Üstelik, bu sadece bir finansal kriz de değildir. Kapitalizmin savunucuları, bugün yaşananın basit bir finansal kriz olmadığını, “eşine yüz yılda bir rastlanan” türden olduğunu unutuyorlar. Bu çöküş neden 1950’li, 60’lı ya da 70’li yıllarda değil de bugün olmuştur? Çünkü bu kriz dünya kapitalizminin 1970’li yılların ortalarında başlamış olan depresyon eğilimli uzun genel krizinin, otuz yıldan fazla bir süre boyunca aşırı borçluluk yoluyla ertelenen eğilimlerinin şimdi şiddetli bir biçimde patlak vermesinin ürünüdür. Yani esas kriz üretimdedir, pek sevilen terimle “reel sektör”dedir. Finansal kriz bir sonuçtur ve ‘reel sektör’ün krizinin daha da derinleşmesinin tetikleyicisi olacaktır. İşin özünde sermayenin artı değere göre aşırı birikimi yatıyor. Bu satırların yazarı, başka Marksistlere paralel olarak, bugünkü mali çöküşün ve gelmekte olan depresyonun dünyanın gündeminde olduğunu yirmi yıldır yazıyor.
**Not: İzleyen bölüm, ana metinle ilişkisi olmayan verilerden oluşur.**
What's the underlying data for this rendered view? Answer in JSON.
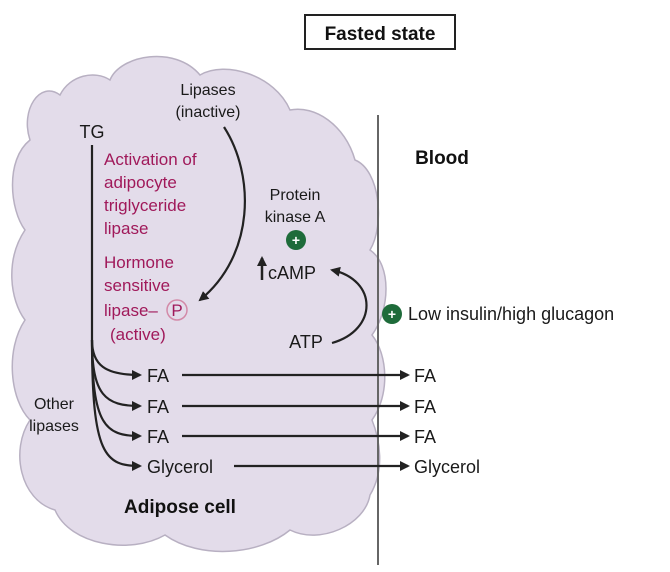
{
  "title": "Fasted state",
  "labels": {
    "blood": "Blood",
    "adipose_cell": "Adipose cell",
    "tg": "TG",
    "lipases_inactive_1": "Lipases",
    "lipases_inactive_2": "(inactive)",
    "activation_1": "Activation of",
    "activation_2": "adipocyte",
    "activation_3": "triglyceride",
    "activation_4": "lipase",
    "hsl_1": "Hormone",
    "hsl_2": "sensitive",
    "hsl_3": "lipase–",
    "hsl_p": "P",
    "hsl_4": "(active)",
    "pka_1": "Protein",
    "pka_2": "kinase A",
    "camp": "cAMP",
    "atp": "ATP",
    "low_insulin": "Low insulin/high glucagon",
    "other_lipases_1": "Other",
    "other_lipases_2": "lipases",
    "plus": "+"
  },
  "products_in_cell": [
    "FA",
    "FA",
    "FA",
    "Glycerol"
  ],
  "products_in_blood": [
    "FA",
    "FA",
    "FA",
    "Glycerol"
  ],
  "colors": {
    "cell_fill": "#e3dcea",
    "cell_stroke": "#b8b0c2",
    "magenta_text": "#a0195a",
    "plus_green": "#1e6b3a"
  }
}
Taha Akyol madem mizahı sevmiyor, düz söyleyelim. Hayır Amerika’ya bu kış komünizm gelmiyor. Amerika’ya (ve dünyaya) bu kış depresyon geliyor. Dünya altüst oluyor. Yepyeni bir dönem başlıyor. Berlin Duvarı’nın çöküşünden sonra başlayan “küreselleşme” dönemi sona eriyor. Sınıf mücadeleleri sertleşiyor. İnsanlığın gündemine hem faşizm ama hem de devrim giriyor. Bakalım sağdaki ve soldaki liberaller ne yapacaklar?

Not: Bu yazı, Radikal gazetesinin eki Radikal 2’de 19 Ekim 2008 günü yayınlanmıştır.